Date of Award


Degree Name

Master of Fine Arts



First Advisor

Jordan, Judy


This collection of original poems focuses on the effect of not only small-town Midwest, but also the generational weight of inheritance in this place—the ties and expectations of the land, patterns of alcoholism, and undiagnosed mental illness. As a writer, I am most interested in place and how it informs, shapes, and effects individuals. My poems navigate a lifetime of familial losses, the haunting of them, and the anticipation of a greater one to come. They also consider, challenge, and instill the agency of women—what that looks like over time, specifically, in the rural Midwest. Additionally, my project attempts to see how folklore and poetry can work together as they are both born from the need to understand the world. With my family’s Irish heritage in mind, I reference Irish folklore and family curses as a way to address alcoholism and family trauma, but also as an outlet for the speaker trying to navigate understanding herself and the roots she wants to establish. Each poem placed in Ireland is a moment of direct growth for the speaker, a space where they are still influenced by their family history but not ruled by it. While there are only a few poems physically placed in Ireland, folklore and cultural references can be found throughout the thesis to demonstrate parallels between where the family originated and where it is now—how behaviors, illnesses, expectations, and stories have been passed down. My thesis was heavily influenced by poets such as Margaret Atwood, Louise Glück, and Lucille Clifton; John McCarthy and Joy Priest; Sandy Longhorn and Catherine Pond; and Franny Choi and Noelle Crook.

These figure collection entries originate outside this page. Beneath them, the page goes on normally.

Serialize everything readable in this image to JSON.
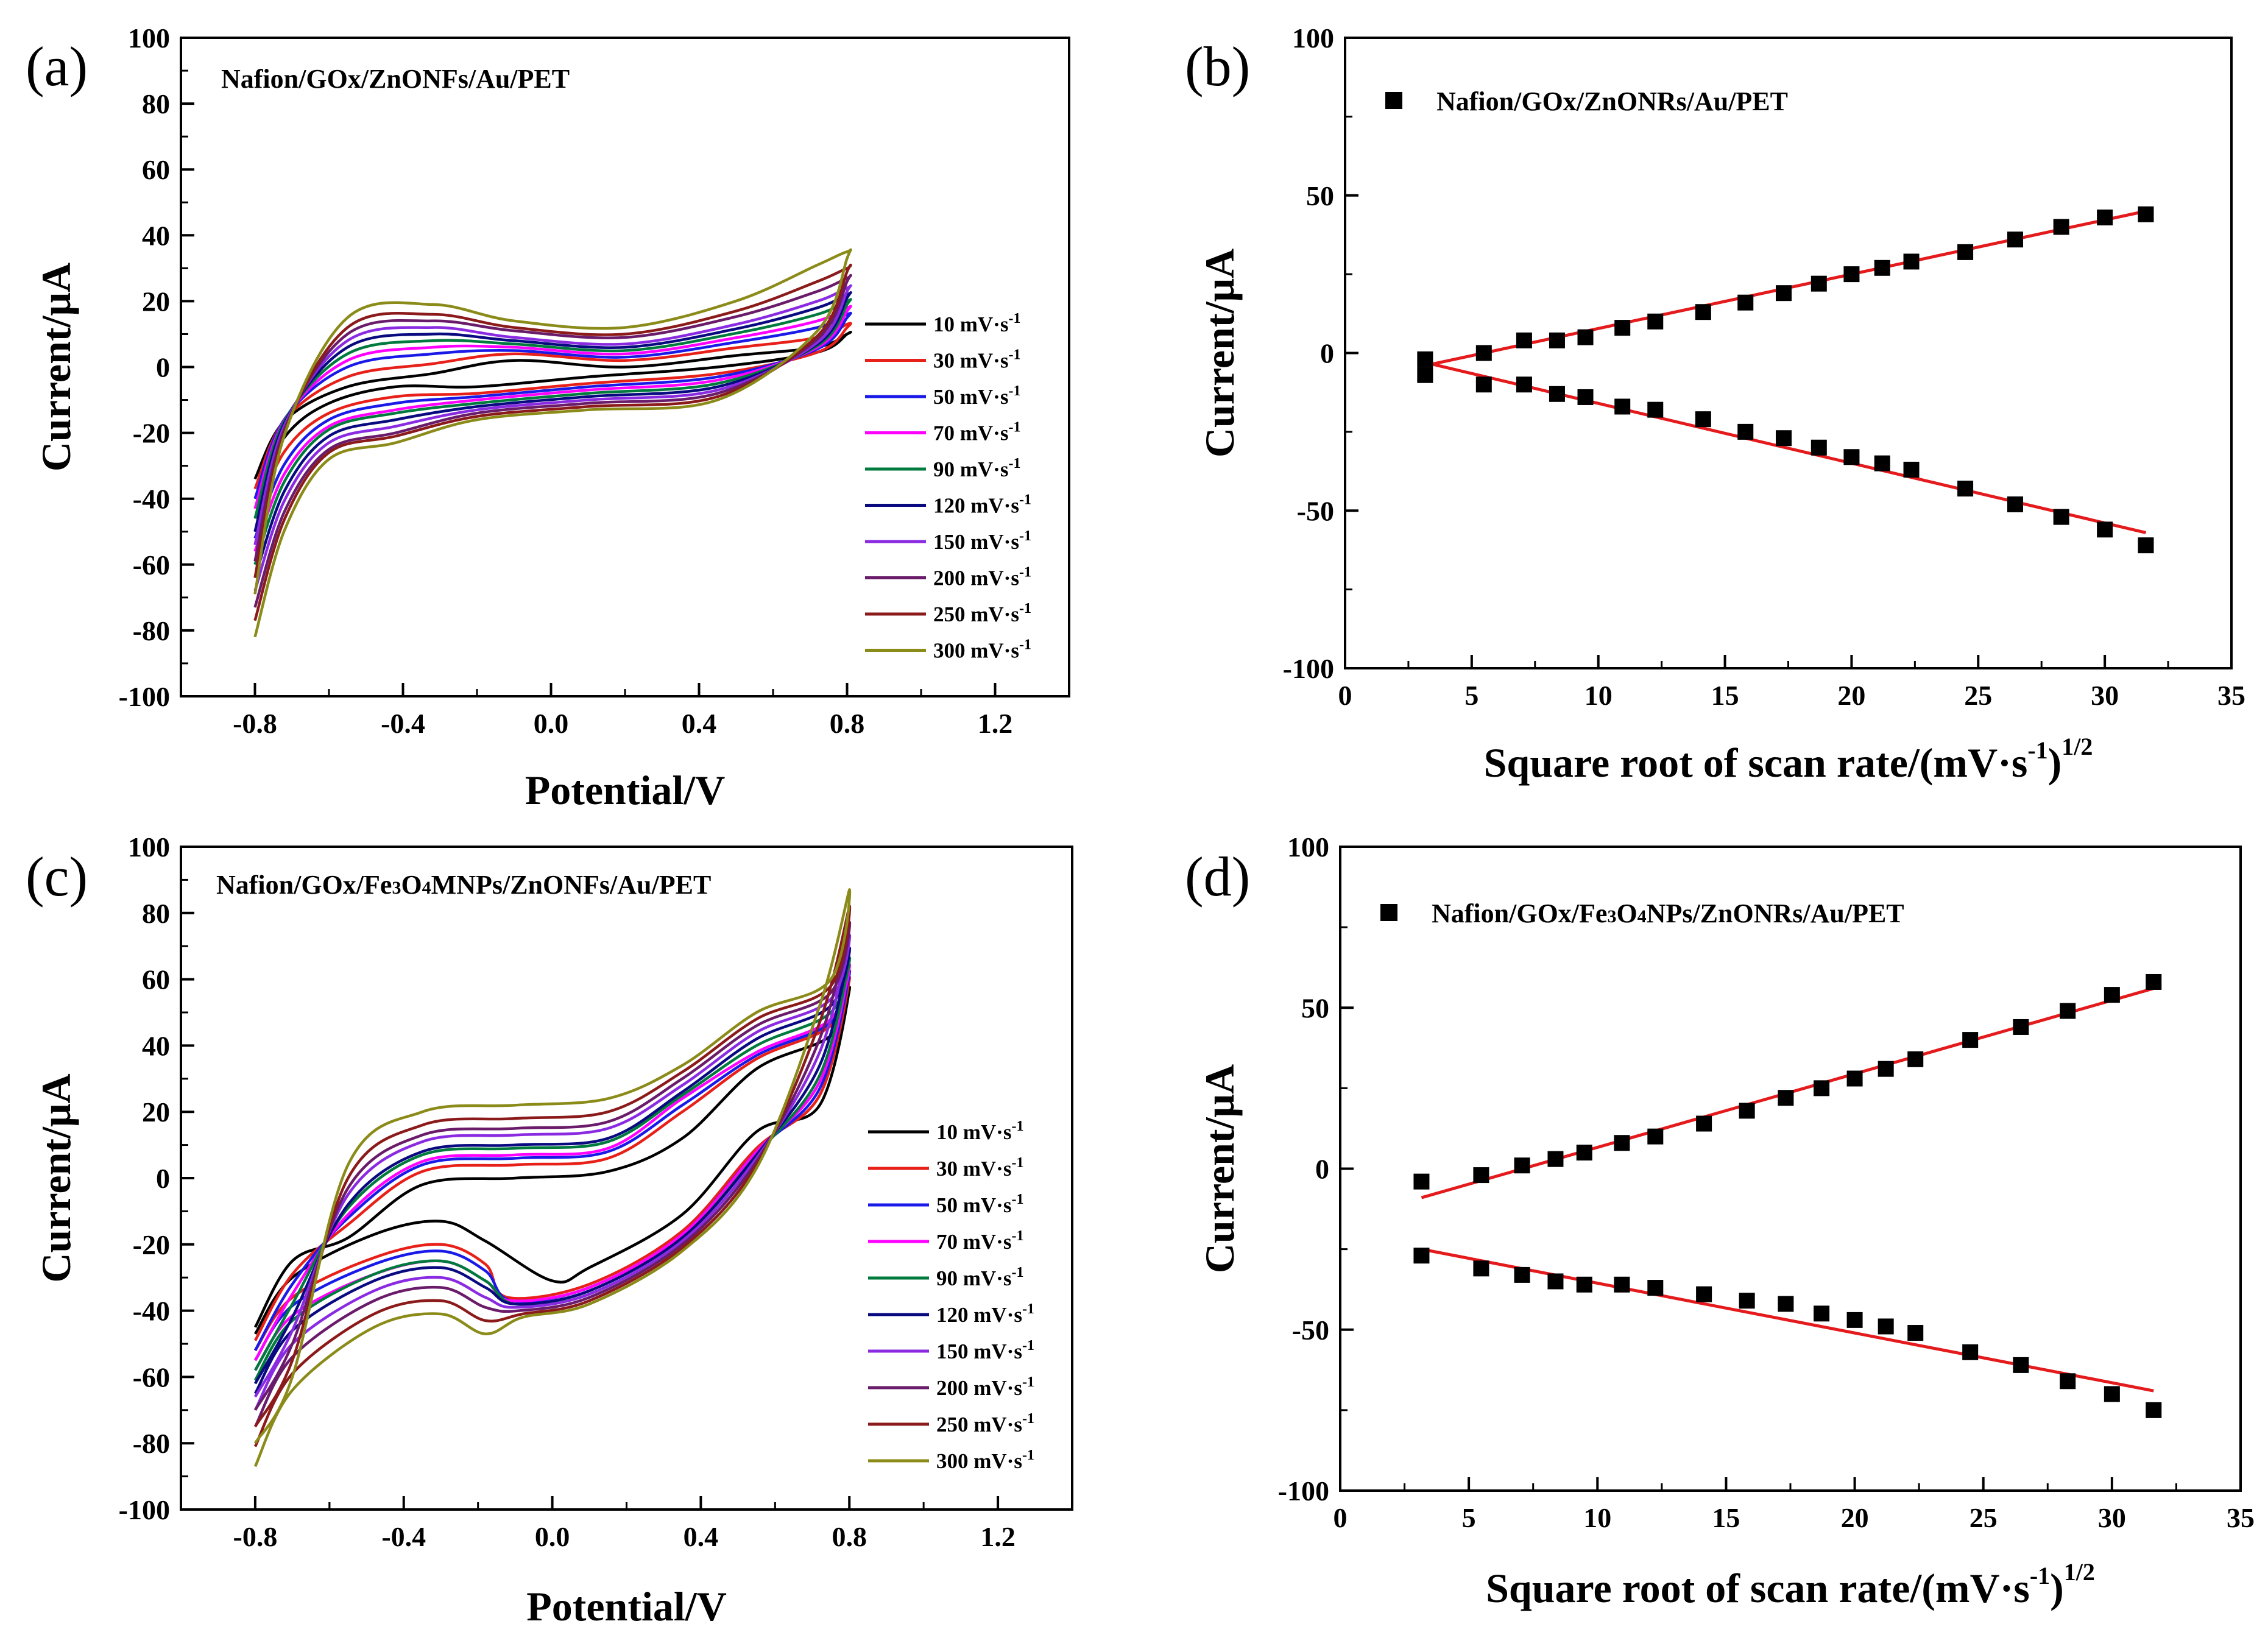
{
  "chart_data": [
    {
      "panel": "(a)",
      "type": "line",
      "title": "Nafion/GOx/ZnONFs/Au/PET",
      "xlabel": "Potential/V",
      "ylabel": "Current/μA",
      "xlim": [
        -1.0,
        1.4
      ],
      "ylim": [
        -100,
        100
      ],
      "xticks": [
        "-0.8",
        "-0.4",
        "0.0",
        "0.4",
        "0.8",
        "1.2"
      ],
      "yticks": [
        "-100",
        "-80",
        "-60",
        "-40",
        "-20",
        "0",
        "20",
        "40",
        "60",
        "80",
        "100"
      ],
      "legend_position": "right",
      "series": [
        {
          "name": "10 mV·s",
          "color": "#000000",
          "values": {
            "top_start": -34,
            "top_hump": -2,
            "top_mid": 0,
            "top_end": 10,
            "bottom_end": 12,
            "bottom_mid": -3,
            "bottom_trough": -6,
            "bottom_start": -40
          }
        },
        {
          "name": "30 mV·s",
          "color": "#e8201a",
          "values": {
            "top_start": -37,
            "top_hump": 1,
            "top_mid": 2,
            "top_end": 13,
            "bottom_end": 14,
            "bottom_mid": -5,
            "bottom_trough": -9,
            "bottom_start": -46
          }
        },
        {
          "name": "50 mV·s",
          "color": "#1a1ae8",
          "values": {
            "top_start": -40,
            "top_hump": 4,
            "top_mid": 3,
            "top_end": 16,
            "bottom_end": 17,
            "bottom_mid": -6,
            "bottom_trough": -11,
            "bottom_start": -52
          }
        },
        {
          "name": "70 mV·s",
          "color": "#ff00ff",
          "values": {
            "top_start": -43,
            "top_hump": 6,
            "top_mid": 4,
            "top_end": 18,
            "bottom_end": 19,
            "bottom_mid": -7,
            "bottom_trough": -13,
            "bottom_start": -56
          }
        },
        {
          "name": "90 mV·s",
          "color": "#007a3d",
          "values": {
            "top_start": -46,
            "top_hump": 8,
            "top_mid": 5,
            "top_end": 20,
            "bottom_end": 21,
            "bottom_mid": -8,
            "bottom_trough": -14,
            "bottom_start": -60
          }
        },
        {
          "name": "120 mV·s",
          "color": "#0a0a80",
          "values": {
            "top_start": -50,
            "top_hump": 10,
            "top_mid": 6,
            "top_end": 22,
            "bottom_end": 23,
            "bottom_mid": -9,
            "bottom_trough": -16,
            "bottom_start": -64
          }
        },
        {
          "name": "150 mV·s",
          "color": "#8a2be2",
          "values": {
            "top_start": -54,
            "top_hump": 12,
            "top_mid": 7,
            "top_end": 24,
            "bottom_end": 25,
            "bottom_mid": -10,
            "bottom_trough": -18,
            "bottom_start": -68
          }
        },
        {
          "name": "200 mV·s",
          "color": "#6a1b6a",
          "values": {
            "top_start": -59,
            "top_hump": 14,
            "top_mid": 9,
            "top_end": 27,
            "bottom_end": 28,
            "bottom_mid": -11,
            "bottom_trough": -20,
            "bottom_start": -73
          }
        },
        {
          "name": "250 mV·s",
          "color": "#8b1a1a",
          "values": {
            "top_start": -64,
            "top_hump": 16,
            "top_mid": 10,
            "top_end": 30,
            "bottom_end": 31,
            "bottom_mid": -12,
            "bottom_trough": -21,
            "bottom_start": -77
          }
        },
        {
          "name": "300 mV·s",
          "color": "#8b8b1a",
          "values": {
            "top_start": -69,
            "top_hump": 19,
            "top_mid": 12,
            "top_end": 35,
            "bottom_end": 35,
            "bottom_mid": -13,
            "bottom_trough": -23,
            "bottom_start": -82
          }
        }
      ]
    },
    {
      "panel": "(b)",
      "type": "scatter",
      "title": "Nafion/GOx/ZnONRs/Au/PET",
      "xlabel": "Square root of scan rate/(mV·s",
      "xlabel_sup1": "-1",
      "xlabel_close": ")",
      "xlabel_sup2": "1/2",
      "ylabel": "Current/μA",
      "xlim": [
        0,
        35
      ],
      "ylim": [
        -100,
        100
      ],
      "xticks": [
        "0",
        "5",
        "10",
        "15",
        "20",
        "25",
        "30",
        "35"
      ],
      "yticks": [
        "-100",
        "-50",
        "0",
        "50",
        "100"
      ],
      "legend_position": "top-left",
      "x": [
        3.16,
        5.48,
        7.07,
        8.37,
        9.49,
        10.95,
        12.25,
        14.14,
        15.81,
        17.32,
        18.71,
        20.0,
        21.21,
        22.36,
        24.49,
        26.46,
        28.28,
        30.0,
        31.62
      ],
      "series": [
        {
          "name": "anodic",
          "values": [
            -2,
            0,
            4,
            4,
            5,
            8,
            10,
            13,
            16,
            19,
            22,
            25,
            27,
            29,
            32,
            36,
            40,
            43,
            44
          ]
        },
        {
          "name": "cathodic",
          "values": [
            -7,
            -10,
            -10,
            -13,
            -14,
            -17,
            -18,
            -21,
            -25,
            -27,
            -30,
            -33,
            -35,
            -37,
            -43,
            -48,
            -52,
            -56,
            -61
          ]
        }
      ],
      "fits": [
        {
          "x": [
            3.16,
            31.62
          ],
          "y": [
            -4,
            45
          ]
        },
        {
          "x": [
            3.16,
            31.62
          ],
          "y": [
            -3,
            -57
          ]
        }
      ]
    },
    {
      "panel": "(c)",
      "type": "line",
      "title_parts": [
        "Nafion/GOx/Fe",
        "3",
        "O",
        "4",
        "MNPs/ZnONFs/Au/PET"
      ],
      "xlabel": "Potential/V",
      "ylabel": "Current/μA",
      "xlim": [
        -1.0,
        1.4
      ],
      "ylim": [
        -100,
        100
      ],
      "xticks": [
        "-0.8",
        "-0.4",
        "0.0",
        "0.4",
        "0.8",
        "1.2"
      ],
      "yticks": [
        "-100",
        "-80",
        "-60",
        "-40",
        "-20",
        "0",
        "20",
        "40",
        "60",
        "80",
        "100"
      ],
      "legend_position": "right",
      "series": [
        {
          "name": "10 mV·s",
          "color": "#000000",
          "values": {
            "start_low": -47,
            "lower_hump": -13,
            "peak_x": 0.0,
            "peak_y": -31,
            "end": 57,
            "upper_flat": 0,
            "upper_mid": 12,
            "shoulder": 33,
            "upper_start": -45
          }
        },
        {
          "name": "30 mV·s",
          "color": "#e8201a",
          "values": {
            "start_low": -52,
            "lower_hump": -20,
            "peak_x": -0.12,
            "peak_y": -36,
            "end": 60,
            "upper_flat": 4,
            "upper_mid": 20,
            "shoulder": 36,
            "upper_start": -49
          }
        },
        {
          "name": "50 mV·s",
          "color": "#1a1ae8",
          "values": {
            "start_low": -55,
            "lower_hump": -22,
            "peak_x": -0.11,
            "peak_y": -37,
            "end": 62,
            "upper_flat": 6,
            "upper_mid": 22,
            "shoulder": 37,
            "upper_start": -52
          }
        },
        {
          "name": "70 mV·s",
          "color": "#ff00ff",
          "values": {
            "start_low": -58,
            "lower_hump": -25,
            "peak_x": -0.11,
            "peak_y": -37,
            "end": 64,
            "upper_flat": 7,
            "upper_mid": 24,
            "shoulder": 38,
            "upper_start": -55
          }
        },
        {
          "name": "90 mV·s",
          "color": "#007a3d",
          "values": {
            "start_low": -61,
            "lower_hump": -25,
            "peak_x": -0.1,
            "peak_y": -38,
            "end": 66,
            "upper_flat": 9,
            "upper_mid": 25,
            "shoulder": 40,
            "upper_start": -58
          }
        },
        {
          "name": "120 mV·s",
          "color": "#0a0a80",
          "values": {
            "start_low": -65,
            "lower_hump": -27,
            "peak_x": -0.1,
            "peak_y": -38,
            "end": 69,
            "upper_flat": 10,
            "upper_mid": 26,
            "shoulder": 42,
            "upper_start": -62
          }
        },
        {
          "name": "150 mV·s",
          "color": "#8a2be2",
          "values": {
            "start_low": -70,
            "lower_hump": -30,
            "peak_x": -0.1,
            "peak_y": -39,
            "end": 73,
            "upper_flat": 13,
            "upper_mid": 28,
            "shoulder": 44,
            "upper_start": -66
          }
        },
        {
          "name": "200 mV·s",
          "color": "#6a1b6a",
          "values": {
            "start_low": -75,
            "lower_hump": -33,
            "peak_x": -0.09,
            "peak_y": -40,
            "end": 77,
            "upper_flat": 15,
            "upper_mid": 30,
            "shoulder": 46,
            "upper_start": -70
          }
        },
        {
          "name": "250 mV·s",
          "color": "#8b1a1a",
          "values": {
            "start_low": -81,
            "lower_hump": -37,
            "peak_x": -0.08,
            "peak_y": -41,
            "end": 82,
            "upper_flat": 18,
            "upper_mid": 32,
            "shoulder": 48,
            "upper_start": -75
          }
        },
        {
          "name": "300 mV·s",
          "color": "#8b8b1a",
          "values": {
            "start_low": -87,
            "lower_hump": -41,
            "peak_x": -0.08,
            "peak_y": -42,
            "end": 87,
            "upper_flat": 22,
            "upper_mid": 34,
            "shoulder": 50,
            "upper_start": -80
          }
        }
      ]
    },
    {
      "panel": "(d)",
      "type": "scatter",
      "title_parts": [
        "Nafion/GOx/Fe",
        "3",
        "O",
        "4",
        "NPs/ZnONRs/Au/PET"
      ],
      "xlabel": "Square root of scan rate/(mV·s",
      "xlabel_sup1": "-1",
      "xlabel_close": ")",
      "xlabel_sup2": "1/2",
      "ylabel": "Current/μA",
      "xlim": [
        0,
        35
      ],
      "ylim": [
        -100,
        100
      ],
      "xticks": [
        "0",
        "5",
        "10",
        "15",
        "20",
        "25",
        "30",
        "35"
      ],
      "yticks": [
        "-100",
        "-50",
        "0",
        "50",
        "100"
      ],
      "legend_position": "top-left",
      "x": [
        3.16,
        5.48,
        7.07,
        8.37,
        9.49,
        10.95,
        12.25,
        14.14,
        15.81,
        17.32,
        18.71,
        20.0,
        21.21,
        22.36,
        24.49,
        26.46,
        28.28,
        30.0,
        31.62
      ],
      "series": [
        {
          "name": "anodic",
          "values": [
            -4,
            -2,
            1,
            3,
            5,
            8,
            10,
            14,
            18,
            22,
            25,
            28,
            31,
            34,
            40,
            44,
            49,
            54,
            58
          ]
        },
        {
          "name": "cathodic",
          "values": [
            -27,
            -31,
            -33,
            -35,
            -36,
            -36,
            -37,
            -39,
            -41,
            -42,
            -45,
            -47,
            -49,
            -51,
            -57,
            -61,
            -66,
            -70,
            -75
          ]
        }
      ],
      "fits": [
        {
          "x": [
            3.16,
            31.62
          ],
          "y": [
            -9,
            56
          ]
        },
        {
          "x": [
            3.16,
            31.62
          ],
          "y": [
            -25,
            -69
          ]
        }
      ]
    }
  ],
  "legend_sup": "-1",
  "units": {
    "micro": "μ"
  }
}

Work by these poets showed me how to weave familial relationships with the landscape, how to treat the landscape as an additional character and the importance of maintaining that throughout each poem, how to embrace and challenge ideas of femininity, and how to allow images to become strange. Much of my work attempts to understand and balance the clash of comfort and trauma regarding family and home. My hope for this project is to emphasize the value in understanding family history, in embracing and appreciating unique familial cultures. I want my poems to validate readers who feel trapped by their family’s roots and show how they can both appreciate those roots and abandon them.